Conclusions: Tivozanib demonstrated a consistent safety profile and long-term survival benefit in patients with R/R advanced RCC who were alive and progression free at 12 months. These post hoc exploratory analyses of LT-PFS and conditional OS support a clinically meaningful improvement with tivozanib versus sorafenib in this advanced RCC population.

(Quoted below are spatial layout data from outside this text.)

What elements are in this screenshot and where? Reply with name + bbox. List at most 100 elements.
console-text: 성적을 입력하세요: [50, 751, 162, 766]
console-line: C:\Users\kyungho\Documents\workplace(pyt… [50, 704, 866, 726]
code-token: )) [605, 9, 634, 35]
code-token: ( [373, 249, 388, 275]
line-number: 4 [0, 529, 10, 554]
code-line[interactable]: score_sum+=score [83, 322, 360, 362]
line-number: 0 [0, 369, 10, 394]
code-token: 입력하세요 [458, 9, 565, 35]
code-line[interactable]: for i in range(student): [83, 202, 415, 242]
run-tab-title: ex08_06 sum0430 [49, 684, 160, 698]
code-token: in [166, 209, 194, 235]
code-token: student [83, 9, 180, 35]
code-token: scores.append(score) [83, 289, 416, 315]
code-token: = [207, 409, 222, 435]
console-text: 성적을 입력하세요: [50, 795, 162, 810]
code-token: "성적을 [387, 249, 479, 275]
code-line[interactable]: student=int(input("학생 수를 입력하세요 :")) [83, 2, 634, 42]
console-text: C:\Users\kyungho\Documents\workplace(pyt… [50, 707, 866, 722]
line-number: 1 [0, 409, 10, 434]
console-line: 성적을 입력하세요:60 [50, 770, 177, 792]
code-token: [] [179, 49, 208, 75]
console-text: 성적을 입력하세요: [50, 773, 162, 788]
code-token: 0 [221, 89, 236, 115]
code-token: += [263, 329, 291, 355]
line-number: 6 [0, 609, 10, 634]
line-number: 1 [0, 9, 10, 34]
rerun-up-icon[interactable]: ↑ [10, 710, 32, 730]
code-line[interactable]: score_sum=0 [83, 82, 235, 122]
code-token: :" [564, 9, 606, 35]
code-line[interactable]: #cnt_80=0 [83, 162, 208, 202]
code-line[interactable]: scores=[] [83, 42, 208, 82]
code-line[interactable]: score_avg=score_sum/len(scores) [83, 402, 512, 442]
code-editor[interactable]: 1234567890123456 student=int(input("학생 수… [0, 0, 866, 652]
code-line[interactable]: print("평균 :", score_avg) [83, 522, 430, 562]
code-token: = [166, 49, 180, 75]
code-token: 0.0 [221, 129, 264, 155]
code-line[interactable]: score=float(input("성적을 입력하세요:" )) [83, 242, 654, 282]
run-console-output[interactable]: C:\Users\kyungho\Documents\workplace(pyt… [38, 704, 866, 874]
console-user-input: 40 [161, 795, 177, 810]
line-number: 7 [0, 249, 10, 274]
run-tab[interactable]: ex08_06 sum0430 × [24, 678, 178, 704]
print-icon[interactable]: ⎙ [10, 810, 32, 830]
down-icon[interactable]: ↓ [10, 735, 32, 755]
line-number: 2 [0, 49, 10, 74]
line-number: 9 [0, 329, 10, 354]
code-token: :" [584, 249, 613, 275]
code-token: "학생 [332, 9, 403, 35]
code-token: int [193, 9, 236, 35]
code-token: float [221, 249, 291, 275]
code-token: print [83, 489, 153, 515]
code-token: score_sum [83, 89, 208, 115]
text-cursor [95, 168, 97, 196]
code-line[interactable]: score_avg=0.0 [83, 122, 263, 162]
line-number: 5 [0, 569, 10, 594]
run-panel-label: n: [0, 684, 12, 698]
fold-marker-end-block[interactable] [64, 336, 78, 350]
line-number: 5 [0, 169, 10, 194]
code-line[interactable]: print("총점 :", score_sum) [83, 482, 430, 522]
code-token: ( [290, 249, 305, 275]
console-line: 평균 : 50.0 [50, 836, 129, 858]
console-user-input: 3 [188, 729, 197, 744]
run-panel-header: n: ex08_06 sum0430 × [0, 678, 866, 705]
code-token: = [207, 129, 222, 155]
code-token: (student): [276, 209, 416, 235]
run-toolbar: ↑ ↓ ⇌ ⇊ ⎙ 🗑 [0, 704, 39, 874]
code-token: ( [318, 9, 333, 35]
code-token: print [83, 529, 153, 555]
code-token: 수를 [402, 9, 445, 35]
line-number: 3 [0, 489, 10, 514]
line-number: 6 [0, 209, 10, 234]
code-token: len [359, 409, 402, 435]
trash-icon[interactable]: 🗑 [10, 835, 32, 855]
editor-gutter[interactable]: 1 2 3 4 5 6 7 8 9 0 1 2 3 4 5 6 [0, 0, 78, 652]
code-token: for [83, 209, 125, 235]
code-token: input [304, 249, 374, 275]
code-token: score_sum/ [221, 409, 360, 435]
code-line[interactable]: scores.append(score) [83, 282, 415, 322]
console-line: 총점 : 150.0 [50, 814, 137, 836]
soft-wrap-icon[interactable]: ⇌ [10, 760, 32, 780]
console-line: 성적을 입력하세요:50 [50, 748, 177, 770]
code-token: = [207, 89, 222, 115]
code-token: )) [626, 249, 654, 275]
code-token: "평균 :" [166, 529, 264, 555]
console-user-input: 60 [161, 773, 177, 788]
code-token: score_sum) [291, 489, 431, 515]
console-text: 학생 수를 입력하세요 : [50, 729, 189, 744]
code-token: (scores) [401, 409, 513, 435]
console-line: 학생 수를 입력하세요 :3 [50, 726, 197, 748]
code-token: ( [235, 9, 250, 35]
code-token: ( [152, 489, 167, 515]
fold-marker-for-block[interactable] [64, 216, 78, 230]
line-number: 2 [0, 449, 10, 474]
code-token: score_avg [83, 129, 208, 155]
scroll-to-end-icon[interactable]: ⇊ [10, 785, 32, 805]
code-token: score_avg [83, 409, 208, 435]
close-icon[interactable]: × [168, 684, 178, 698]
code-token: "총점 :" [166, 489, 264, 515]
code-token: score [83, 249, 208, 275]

Keywords: carcinoma; long-term progression free survival; relapsed kidney cancer; renal cell; tivozanib; vascular endothelial growth factor.

Figure 1.

Dose modifications by age and prior IO therapy status. Dose interruption, dose reduction, and dose discontinuation for patients treated with tivozanib or sorafenib by age (<65, 65-74, and ≥75 years; A) and IO status (B). Data cutoff: May 2020. Abbreviation: IO, immuno-oncology.

Figure 2.

Grade ≥3 TRAEs attributed to VEGFR TKI class effects by age and prior IO therapy status. Grade ≥3 TRAEs for patients treated with tivozanib or sorafenib by age (<65, 65-74, and ≥75 years; A) and IO therapy status (B). Data cutoff: May 2020. TRAE grading was performed using the criteria from the National Cancer Institute Common Terminology Criteria for Adverse Events (version 4.03). Overall grade ≥3 TRAEs and grade ≥3 TRAEs attributed to VEGFR TKI class effects were reported. Abbreviations: IO, immuno-oncology; PPE, palmar-plantar erythrodysesthesia; TKI, tyrosine kinase inhibitor; TRAE, treatment-related adverse event; VEGFR, vascular endothelial growth factor receptor.

Figure 3.

Landmark rates (95% CI) of LT-PFS in TIVO-3: tivozanib versus sorafenib. The INV-assessed PFS HR with extended follow-up was 0.624 (95% CI, 0.49-0.79) and favored tivozanib over sorafenib (2-sided, log-rank P < .0001). HR was obtained from a Cox hazards regression model, and P values were 2-sided log-rank tests. ^aPercentage (95% CI); ^bodds ratio not calculated at months 42 and 48 due to insufficient number at risk. Abbreviations: ∆, absolute difference; HR, hazard ratio; INV, investigator; LT-PFS, long-term progression-free survival; SOR, sorafenib; TIVO, tivozanib.

Figure 4.

Serial OS with extended follow-up. To evaluate for effects of maturation of OS, Cox proportional hazards and log-rank statistics were used to estimate HR (95% CI) for OS using prespecified (2 years after last patient in, August 2019; 251 events, May 2020) and exploratory (extended follow-up: 270 events, January 2021; database closure, May 24, 2021) ITT analyses. HR, hazard ratio; ITT, intention to treat; OS, overall survival.

Figure 5.

Kaplan-Meier survival curve of conditional OS in patients with 12-month PFS. The Kaplan-Meier survival curves for tivozanib and sorafenib groups conditioned on 12-month PFS. Conditional analyses of Cox proportional hazards models and stratified log-rank statistics, using data from patients achieving 12-month PFS in either group, were used to estimate the hazard ratio. Data cutoff: May 24, 2021. Abbreviations: HR, hazard ratio; OS, overall survival; PFS, progression-free survival; SOR, sorafenib; TIVO, tivozanib.